Como toda confusão mental, a já mencionada “Cold Turkey”, ao lado de “Pink Lake”, “Plenexia”, “Leitmotif” e “Unexist” representam uma imersão em sensações complexas que, como estados alterados da mente, instauram-se, desconstroem-se e se vão, como num devir.
As batidas eletrônicas hipnóticas te levam a escutar as 5 músicas deste curto EP – que dura cerca de 20 minutos – no repeat, te induzindo a trilhar uma jornada tortuosa numa espiral descendente envolta por ritmos e frequências labirínticas, causando no ouvinte um proposital mal-estar: a cada repeat, a relação com as músicas altera-se, complexifica-se.
Ajuda muito neste tipo de transe musical a incômoda vocalização distorcida, que é quase não-humana, porque fundida às camadas de samples e intervenções de instrumentos musicais convencionais, que surgem de maneira inusitada, aqui e ali: as guitarras, por exemplo, estão presentes não apenas nas bases austeras e pré-programadas (“Plexonia”) – típicas do Industrial Metal – mas também em snippets de solos de guitarra estratificados e regados no wah-wah, como em “Unexist”.
Por vezes, em um emaranhado de conduções rítmicas caóticas, há um piano intervindo para somar à ambiência e trazer um pouco de beleza e estabilidade às composições, conferindo alívio no meio de um lapso de confusão mental, como em “Leitmotif”.
A leitura das letras é obrigatória para captar o conjunto da obra (no Spotify, aparece a letra, rolando a tela para baixo), uma vez que conduzem os questionamentos, de ordem existencialista, ao longo da trilha sonora caótica, como em “Unexist”, que, entre o ser e o não-ser, ilustra bem a intenção de Julian Barg em levar o ouvinte a imergir em sua autoconsciência, desafiando a percepção ilusória que temos sobre o limite de nossas próprias mentes.

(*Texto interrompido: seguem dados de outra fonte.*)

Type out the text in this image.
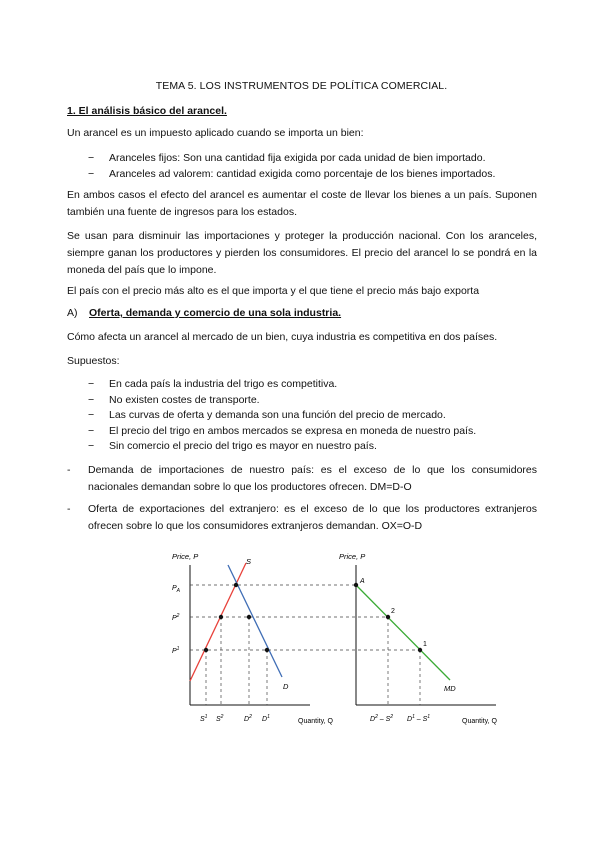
TEMA 5. LOS INSTRUMENTOS DE POLÍTICA COMERCIAL.
1. El análisis básico del arancel.
Un arancel es un impuesto aplicado cuando se importa un bien:
−	Aranceles fijos: Son una cantidad fija exigida por cada unidad de bien importado.
−	Aranceles ad valorem: cantidad exigida como porcentaje de los bienes importados.
En ambos casos el efecto del arancel es aumentar el coste de llevar los bienes a un país. Suponen también una fuente de ingresos para los estados.
Se usan para disminuir las importaciones y proteger la producción nacional. Con los aranceles, siempre ganan los productores y pierden los consumidores. El precio del arancel lo se pondrá en la moneda del país que lo impone.
El país con el precio más alto es el que importa y el que tiene el precio más bajo exporta
A) Oferta, demanda y comercio de una sola industria.
Cómo afecta un arancel al mercado de un bien, cuya industria es competitiva en dos países.
Supuestos:
−	En cada país la industria del trigo es competitiva.
−	No existen costes de transporte.
−	Las curvas de oferta y demanda son una función del precio de mercado.
−	El precio del trigo en ambos mercados se expresa en moneda de nuestro país.
−	Sin comercio el precio del trigo es mayor en nuestro país.
-	Demanda de importaciones de nuestro país: es el exceso de lo que los consumidores nacionales demandan sobre lo que los productores ofrecen. DM=D-O
-	Oferta de exportaciones del extranjero: es el exceso de lo que los productores extranjeros ofrecen sobre lo que los consumidores extranjeros demandan. OX=O-D
Price, P
Quantity, Q
$P_A$
$P^2$
$P^1$
S
D
$S^1$ $S^2$	$D^2$ $D^1$
Price, P
Quantity, Q
MD
A
2
1
$D^2 - S^2$ $D^1 - S^1$
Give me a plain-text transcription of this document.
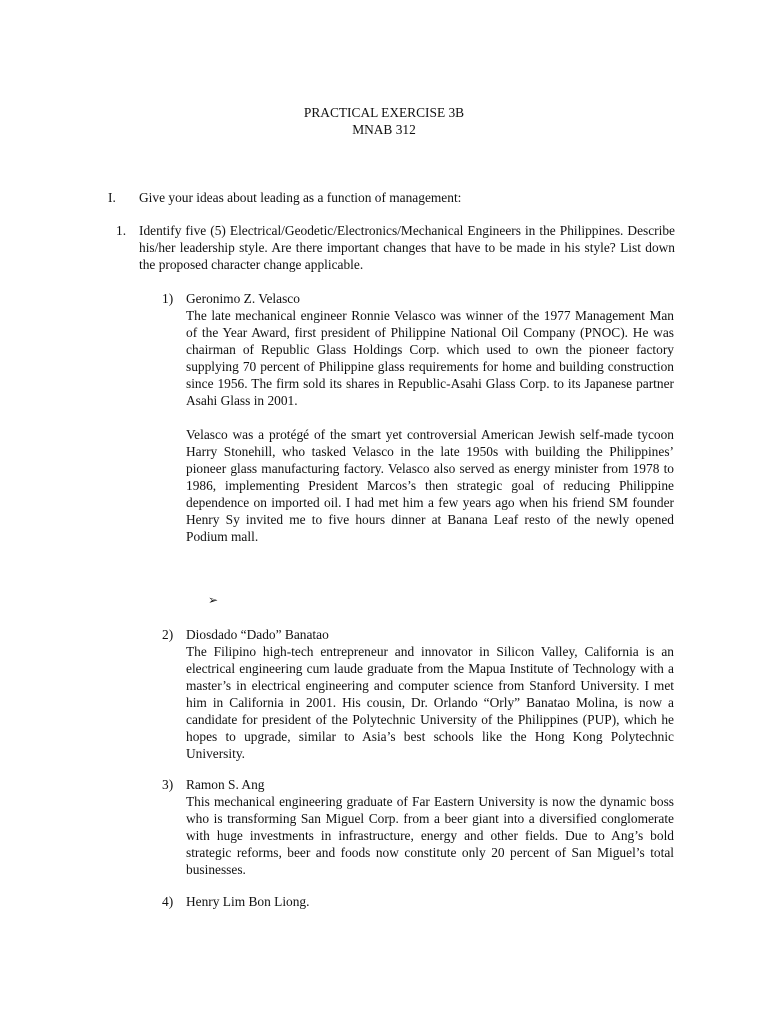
PRACTICAL EXERCISE 3B
MNAB 312
I. Give your ideas about leading as a function of management:
1. Identify five (5) Electrical/Geodetic/Electronics/Mechanical Engineers in the Philippines. Describe his/her leadership style. Are there important changes that have to be made in his style? List down the proposed character change applicable.
1) Geronimo Z. Velasco

The late mechanical engineer Ronnie Velasco was winner of the 1977 Management Man of the Year Award, first president of Philippine National Oil Company (PNOC). He was chairman of Republic Glass Holdings Corp. which used to own the pioneer factory supplying 70 percent of Philippine glass requirements for home and building construction since 1956. The firm sold its shares in Republic-Asahi Glass Corp. to its Japanese partner Asahi Glass in 2001.

Velasco was a protégé of the smart yet controversial American Jewish self-made tycoon Harry Stonehill, who tasked Velasco in the late 1950s with building the Philippines’ pioneer glass manufacturing factory. Velasco also served as energy minister from 1978 to 1986, implementing President Marcos’s then strategic goal of reducing Philippine dependence on imported oil. I had met him a few years ago when his friend SM founder Henry Sy invited me to five hours dinner at Banana Leaf resto of the newly opened Podium mall.

➢
2) Diosdado “Dado” Banatao

The Filipino high-tech entrepreneur and innovator in Silicon Valley, California is an electrical engineering cum laude graduate from the Mapua Institute of Technology with a master’s in electrical engineering and computer science from Stanford University. I met him in California in 2001. His cousin, Dr. Orlando “Orly” Banatao Molina, is now a candidate for president of the Polytechnic University of the Philippines (PUP), which he hopes to upgrade, similar to Asia’s best schools like the Hong Kong Polytechnic University.

3) Ramon S. Ang

This mechanical engineering graduate of Far Eastern University is now the dynamic boss who is transforming San Miguel Corp. from a beer giant into a diversified conglomerate with huge investments in infrastructure, energy and other fields. Due to Ang’s bold strategic reforms, beer and foods now constitute only 20 percent of San Miguel’s total businesses.

4) Henry Lim Bon Liong.
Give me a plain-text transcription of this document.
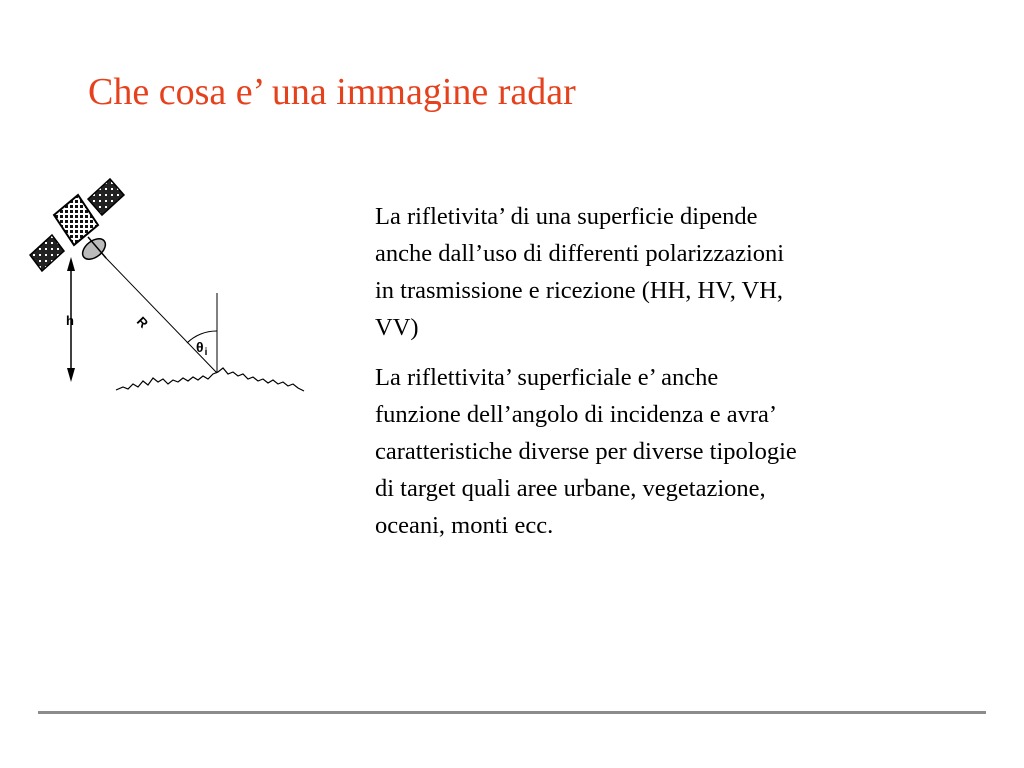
Che cosa e’ una immagine radar
h	R
$\theta_i$

La rifletivita’ di una superficie dipende
anche dall’uso di differenti polarizzazioni
in trasmissione e ricezione (HH, HV, VH,
VV)

La riflettivita’ superficiale e’ anche
funzione dell’angolo di incidenza e avra’
caratteristiche diverse per diverse tipologie
di target quali aree urbane, vegetazione,
oceani, monti ecc.
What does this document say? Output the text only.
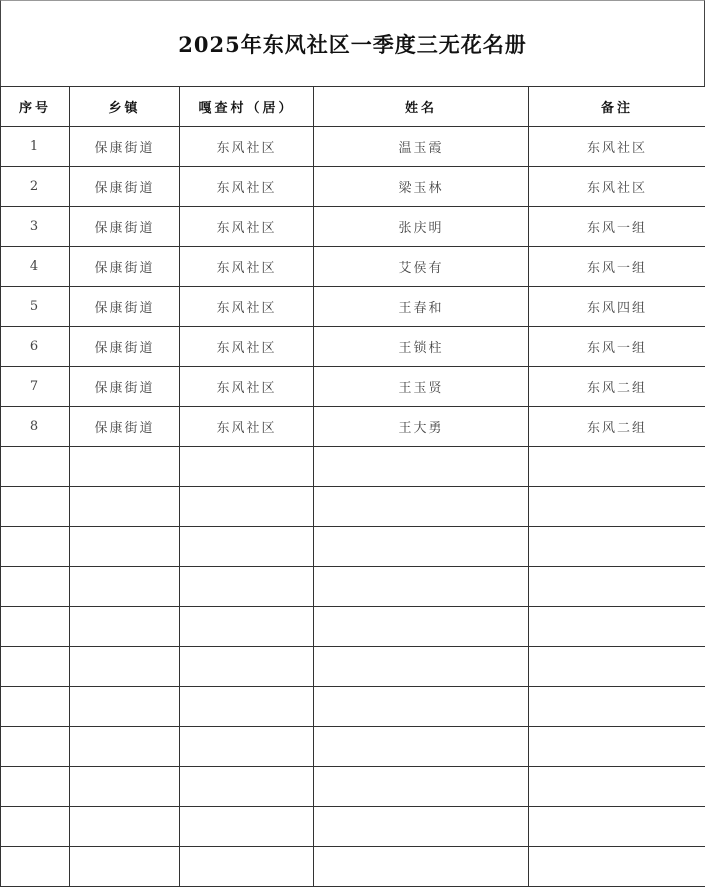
2025年东风社区一季度三无花名册
序号	乡镇	嘎查村（居）	姓名	备注
1	保康街道	东风社区	温玉霞	东风社区
2	保康街道	东风社区	梁玉林	东风社区
3	保康街道	东风社区	张庆明	东风一组
4	保康街道	东风社区	艾侯有	东风一组
5	保康街道	东风社区	王春和	东风四组
6	保康街道	东风社区	王锁柱	东风一组
7	保康街道	东风社区	王玉贤	东风二组
8	保康街道	东风社区	王大勇	东风二组
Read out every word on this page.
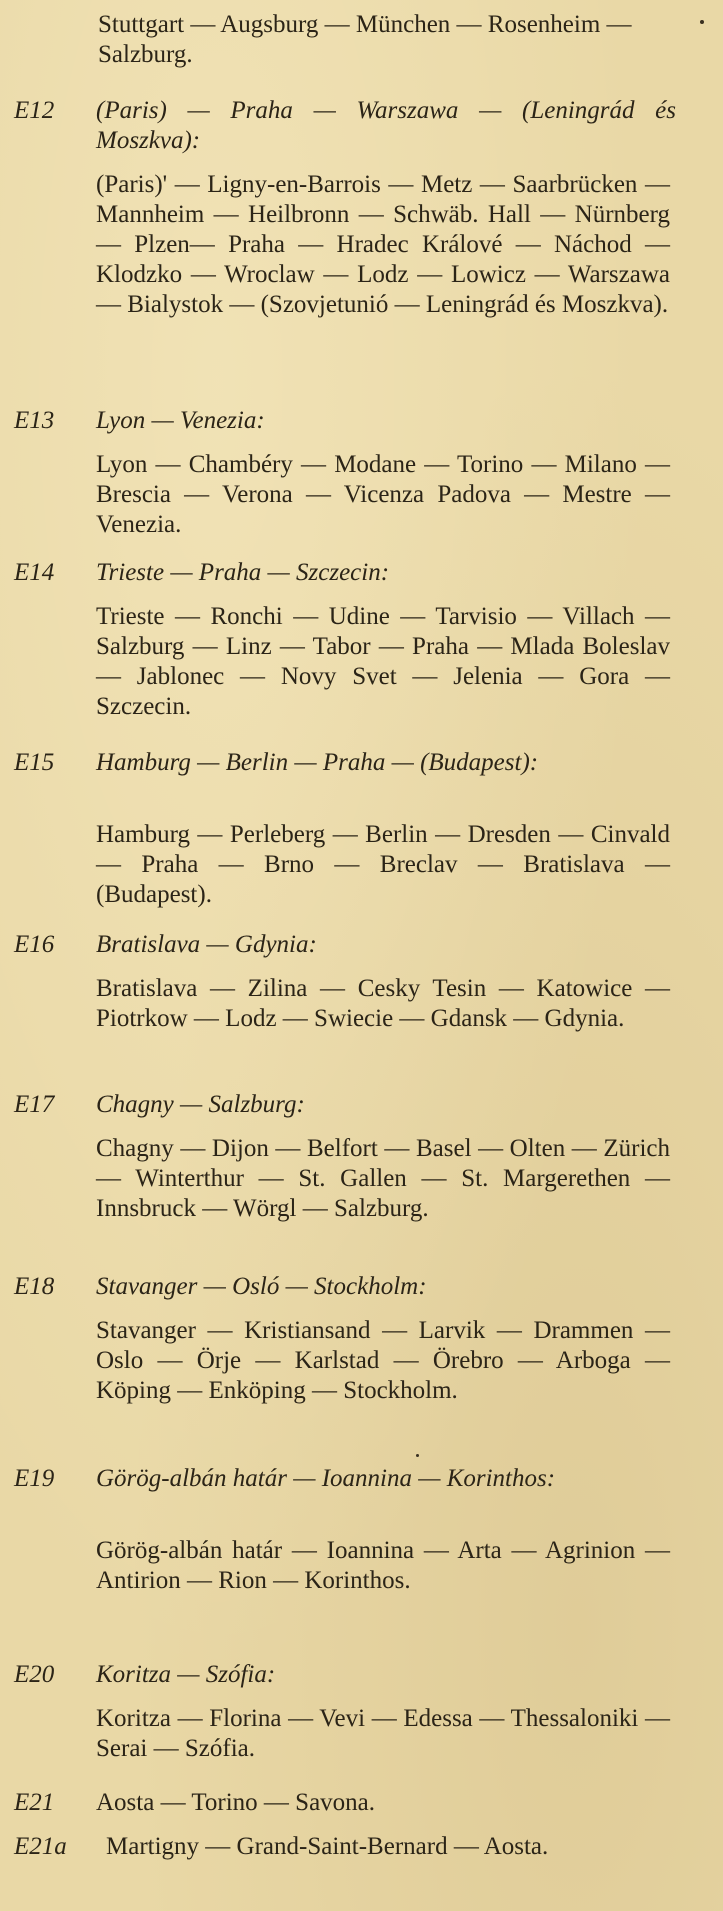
Stuttgart — Augsburg — München — Rosenheim — Salzburg.
E12 (Paris) — Praha — Warszawa — (Leningrád és Moszkva):
(Paris)' — Ligny-en-Barrois — Metz — Saarbrücken — Mannheim — Heilbronn — Schwäb. Hall — Nürnberg — Plzen— Praha — Hradec Králové — Náchod — Klodzko — Wroclaw — Lodz — Lowicz — Warszawa — Bialystok — (Szovjetunió — Leningrád és Moszkva).
E13 Lyon — Venezia:
Lyon — Chambéry — Modane — Torino — Milano — Brescia — Verona — Vicenza Padova — Mestre — Venezia.
E14 Trieste — Praha — Szczecin:
Trieste — Ronchi — Udine — Tarvisio — Villach — Salzburg — Linz — Tabor — Praha — Mlada Boleslav — Jablonec — Novy Svet — Jelenia — Gora — Szczecin.
E15 Hamburg — Berlin — Praha — (Budapest):
Hamburg — Perleberg — Berlin — Dresden — Cinvald — Praha — Brno — Breclav — Bratislava — (Budapest).
E16 Bratislava — Gdynia:
Bratislava — Zilina — Cesky Tesin — Katowice — Piotrkow — Lodz — Swiecie — Gdansk — Gdynia.
E17 Chagny — Salzburg:
Chagny — Dijon — Belfort — Basel — Olten — Zürich — Winterthur — St. Gallen — St. Margerethen — Innsbruck — Wörgl — Salzburg.
E18 Stavanger — Osló — Stockholm:
Stavanger — Kristiansand — Larvik — Drammen — Oslo — Örje — Karlstad — Örebro — Arboga — Köping — Enköping — Stockholm.
E19 Görög-albán határ — Ioannina — Korinthos:
Görög-albán határ — Ioannina — Arta — Agrinion — Antirion — Rion — Korinthos.
E20 Koritza — Szófia:
Koritza — Florina — Vevi — Edessa — Thessaloniki — Serai — Szófia.
E21 Aosta — Torino — Savona.
E21a Martigny — Grand-Saint-Bernard — Aosta.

Os loucos são, geralmente, geniais.
No final das contas, após ouvir este EP incontáveis vezes, recomendo que as músicas de “Stop” sejam compreendidas como um todo de sentido, como uma experiência industrial-jazz eletrônico cheio de improvisações – estilo que alguns vão chamar de Intelligent Eletronic Music (para se opor à música eletrônica pop).